[Silas Marner by George Eliot]@TWC D-Link bookSilas Marner CHAPTER XII 1/12
CHAPTER XII. While Godfrey Cass was taking draughts of forgetfulness from the sweet presence of Nancy, willingly losing all sense of that hidden bond which at other moments galled and fretted him so as to mingle irritation with the very sunshine, Godfrey's wife was walking with slow uncertain steps through the snow-covered Raveloe lanes, carrying her child in her arms. This journey on New Year's Eve was a premeditated act of vengeance which she had kept in her heart ever since Godfrey, in a fit of passion, had told her he would sooner die than acknowledge her as his wife.
There would be a great party at the Red House on New Year's Eve, she knew: her husband would be smiling and smiled upon, hiding _her_ existence in the darkest corner of his heart.

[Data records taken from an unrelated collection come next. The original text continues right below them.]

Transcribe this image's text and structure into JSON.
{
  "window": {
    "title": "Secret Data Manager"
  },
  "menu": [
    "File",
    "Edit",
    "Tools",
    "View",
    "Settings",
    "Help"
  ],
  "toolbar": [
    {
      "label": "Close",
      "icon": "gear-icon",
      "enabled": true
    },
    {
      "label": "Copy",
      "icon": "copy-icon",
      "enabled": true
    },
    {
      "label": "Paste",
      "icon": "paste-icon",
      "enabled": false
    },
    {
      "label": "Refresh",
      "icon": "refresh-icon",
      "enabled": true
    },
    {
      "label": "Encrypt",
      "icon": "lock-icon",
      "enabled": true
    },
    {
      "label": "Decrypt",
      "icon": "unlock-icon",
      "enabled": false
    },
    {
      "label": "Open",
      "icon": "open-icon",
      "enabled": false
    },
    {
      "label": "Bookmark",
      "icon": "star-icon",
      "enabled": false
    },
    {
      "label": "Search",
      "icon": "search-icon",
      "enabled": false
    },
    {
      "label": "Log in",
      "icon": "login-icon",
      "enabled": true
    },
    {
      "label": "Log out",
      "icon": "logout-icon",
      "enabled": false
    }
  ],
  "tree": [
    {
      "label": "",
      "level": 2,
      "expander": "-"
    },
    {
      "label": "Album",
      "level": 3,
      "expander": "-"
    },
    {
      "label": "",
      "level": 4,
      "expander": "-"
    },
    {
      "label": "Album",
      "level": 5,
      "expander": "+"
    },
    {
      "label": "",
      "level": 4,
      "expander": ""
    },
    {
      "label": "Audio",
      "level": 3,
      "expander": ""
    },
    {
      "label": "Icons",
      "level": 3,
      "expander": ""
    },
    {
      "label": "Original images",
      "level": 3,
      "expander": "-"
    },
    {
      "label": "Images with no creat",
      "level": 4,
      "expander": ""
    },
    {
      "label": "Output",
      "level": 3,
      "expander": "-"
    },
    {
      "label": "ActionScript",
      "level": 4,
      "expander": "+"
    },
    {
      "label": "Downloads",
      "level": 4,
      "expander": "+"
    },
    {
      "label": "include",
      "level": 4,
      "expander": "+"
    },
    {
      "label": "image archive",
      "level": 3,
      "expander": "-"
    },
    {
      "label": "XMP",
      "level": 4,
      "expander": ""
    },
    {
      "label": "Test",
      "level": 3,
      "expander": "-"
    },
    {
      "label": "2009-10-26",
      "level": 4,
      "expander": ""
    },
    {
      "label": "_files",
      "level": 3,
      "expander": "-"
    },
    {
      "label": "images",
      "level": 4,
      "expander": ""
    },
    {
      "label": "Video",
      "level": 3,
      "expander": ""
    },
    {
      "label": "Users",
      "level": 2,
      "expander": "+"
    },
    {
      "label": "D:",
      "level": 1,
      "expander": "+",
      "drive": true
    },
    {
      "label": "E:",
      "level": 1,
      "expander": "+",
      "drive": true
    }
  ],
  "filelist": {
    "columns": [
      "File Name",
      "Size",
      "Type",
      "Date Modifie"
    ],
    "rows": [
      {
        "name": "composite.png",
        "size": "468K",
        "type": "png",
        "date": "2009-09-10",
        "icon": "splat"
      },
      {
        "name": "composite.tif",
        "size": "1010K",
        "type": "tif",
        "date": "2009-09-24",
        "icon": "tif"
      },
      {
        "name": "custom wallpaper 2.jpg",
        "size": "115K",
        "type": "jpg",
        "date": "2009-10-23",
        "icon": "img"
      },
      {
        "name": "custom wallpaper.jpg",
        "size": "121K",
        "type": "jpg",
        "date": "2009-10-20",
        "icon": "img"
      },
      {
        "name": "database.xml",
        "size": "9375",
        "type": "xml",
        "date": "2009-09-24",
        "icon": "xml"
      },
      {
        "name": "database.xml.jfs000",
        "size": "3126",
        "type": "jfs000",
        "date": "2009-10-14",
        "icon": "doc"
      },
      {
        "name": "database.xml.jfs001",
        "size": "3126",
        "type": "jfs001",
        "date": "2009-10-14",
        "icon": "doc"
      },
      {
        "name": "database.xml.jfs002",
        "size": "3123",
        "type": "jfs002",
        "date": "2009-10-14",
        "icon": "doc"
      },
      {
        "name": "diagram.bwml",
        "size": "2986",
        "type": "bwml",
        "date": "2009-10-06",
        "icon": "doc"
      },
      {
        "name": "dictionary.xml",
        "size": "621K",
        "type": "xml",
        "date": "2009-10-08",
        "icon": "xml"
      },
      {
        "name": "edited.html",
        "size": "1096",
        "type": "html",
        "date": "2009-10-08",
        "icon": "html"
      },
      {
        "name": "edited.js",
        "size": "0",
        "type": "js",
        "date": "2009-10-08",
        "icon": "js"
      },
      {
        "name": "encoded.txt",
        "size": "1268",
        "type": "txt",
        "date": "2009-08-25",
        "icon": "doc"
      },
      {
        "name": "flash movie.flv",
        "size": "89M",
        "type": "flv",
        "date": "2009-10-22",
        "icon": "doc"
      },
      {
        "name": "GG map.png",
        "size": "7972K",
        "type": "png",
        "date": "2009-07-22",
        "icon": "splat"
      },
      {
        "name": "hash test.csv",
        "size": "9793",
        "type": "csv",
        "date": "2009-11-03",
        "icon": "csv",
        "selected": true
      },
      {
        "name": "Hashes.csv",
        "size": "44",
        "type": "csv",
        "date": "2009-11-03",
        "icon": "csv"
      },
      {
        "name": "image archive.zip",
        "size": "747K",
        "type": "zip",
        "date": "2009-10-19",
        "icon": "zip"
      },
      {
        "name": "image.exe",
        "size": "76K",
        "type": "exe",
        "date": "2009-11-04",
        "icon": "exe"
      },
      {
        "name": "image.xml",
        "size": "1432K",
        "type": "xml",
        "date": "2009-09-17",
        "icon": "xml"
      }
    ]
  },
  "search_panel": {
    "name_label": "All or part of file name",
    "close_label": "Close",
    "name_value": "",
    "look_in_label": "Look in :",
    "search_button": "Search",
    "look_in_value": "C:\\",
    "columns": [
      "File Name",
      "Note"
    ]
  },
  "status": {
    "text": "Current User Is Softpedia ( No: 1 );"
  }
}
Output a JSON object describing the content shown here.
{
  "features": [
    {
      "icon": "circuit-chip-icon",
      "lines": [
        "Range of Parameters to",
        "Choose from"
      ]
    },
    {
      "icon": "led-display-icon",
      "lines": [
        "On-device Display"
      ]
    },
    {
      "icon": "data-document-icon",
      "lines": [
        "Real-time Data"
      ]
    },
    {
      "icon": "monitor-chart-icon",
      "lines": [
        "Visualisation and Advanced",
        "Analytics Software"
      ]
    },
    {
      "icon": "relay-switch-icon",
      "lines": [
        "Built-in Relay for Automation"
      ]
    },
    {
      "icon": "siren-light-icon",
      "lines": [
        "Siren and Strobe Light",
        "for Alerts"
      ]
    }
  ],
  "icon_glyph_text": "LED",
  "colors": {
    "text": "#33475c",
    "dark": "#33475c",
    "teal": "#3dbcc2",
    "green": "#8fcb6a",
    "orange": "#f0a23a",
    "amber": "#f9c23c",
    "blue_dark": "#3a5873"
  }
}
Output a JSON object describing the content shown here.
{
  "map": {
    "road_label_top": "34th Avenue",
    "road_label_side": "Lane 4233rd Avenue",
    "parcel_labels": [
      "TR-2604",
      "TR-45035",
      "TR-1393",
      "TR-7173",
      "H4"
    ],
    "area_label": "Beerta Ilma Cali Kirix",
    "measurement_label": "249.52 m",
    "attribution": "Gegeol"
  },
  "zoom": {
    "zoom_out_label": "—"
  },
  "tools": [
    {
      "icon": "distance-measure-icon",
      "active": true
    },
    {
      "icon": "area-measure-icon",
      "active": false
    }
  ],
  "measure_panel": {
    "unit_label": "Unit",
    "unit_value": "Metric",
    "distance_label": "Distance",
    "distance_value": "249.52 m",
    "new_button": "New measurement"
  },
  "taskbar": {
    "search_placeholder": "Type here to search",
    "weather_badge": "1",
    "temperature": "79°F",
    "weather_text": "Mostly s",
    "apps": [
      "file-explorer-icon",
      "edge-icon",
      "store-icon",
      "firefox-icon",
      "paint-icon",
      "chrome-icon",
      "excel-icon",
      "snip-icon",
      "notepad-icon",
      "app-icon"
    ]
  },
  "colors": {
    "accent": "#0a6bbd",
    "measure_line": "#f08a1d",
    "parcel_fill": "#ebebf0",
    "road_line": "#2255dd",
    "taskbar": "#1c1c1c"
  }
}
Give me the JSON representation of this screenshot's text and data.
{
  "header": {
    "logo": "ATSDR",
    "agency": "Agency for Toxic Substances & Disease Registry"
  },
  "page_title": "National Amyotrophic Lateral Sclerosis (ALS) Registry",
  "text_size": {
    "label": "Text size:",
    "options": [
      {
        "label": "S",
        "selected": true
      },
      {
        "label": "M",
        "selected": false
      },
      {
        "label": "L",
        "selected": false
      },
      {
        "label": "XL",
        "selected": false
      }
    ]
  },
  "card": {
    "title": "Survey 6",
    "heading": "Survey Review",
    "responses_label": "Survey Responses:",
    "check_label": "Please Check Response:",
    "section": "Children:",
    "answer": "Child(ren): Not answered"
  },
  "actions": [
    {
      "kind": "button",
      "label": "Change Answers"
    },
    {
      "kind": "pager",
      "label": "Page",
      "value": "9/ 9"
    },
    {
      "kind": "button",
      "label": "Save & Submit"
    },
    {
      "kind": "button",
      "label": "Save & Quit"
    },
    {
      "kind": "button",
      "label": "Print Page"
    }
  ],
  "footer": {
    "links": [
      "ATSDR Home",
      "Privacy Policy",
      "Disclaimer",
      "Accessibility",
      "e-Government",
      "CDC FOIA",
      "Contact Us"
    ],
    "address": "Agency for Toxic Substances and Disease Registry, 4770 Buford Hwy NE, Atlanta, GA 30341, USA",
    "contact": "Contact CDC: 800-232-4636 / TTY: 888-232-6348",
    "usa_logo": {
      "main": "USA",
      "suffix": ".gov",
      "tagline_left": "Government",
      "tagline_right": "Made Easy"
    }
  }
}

But she would mar his pleasure: she would go in her dingy rags, with her faded face, once as handsome as the best, with her little child that had its father's hair and eyes, and disclose herself to the Squire as his eldest son's wife. It is seldom that the miserable can help regarding their misery as a wrong inflicted by those who are less miserable.
Molly knew that the cause of her dingy rags was not her husband's neglect, but the demon Opium to whom she was enslaved, body and soul, except in the lingering mother's tenderness that refused to give him her hungry child.
She knew this well; and yet, in the moments of wretched unbenumbed consciousness, the sense of her want and degradation transformed itself continually into bitterness towards Godfrey.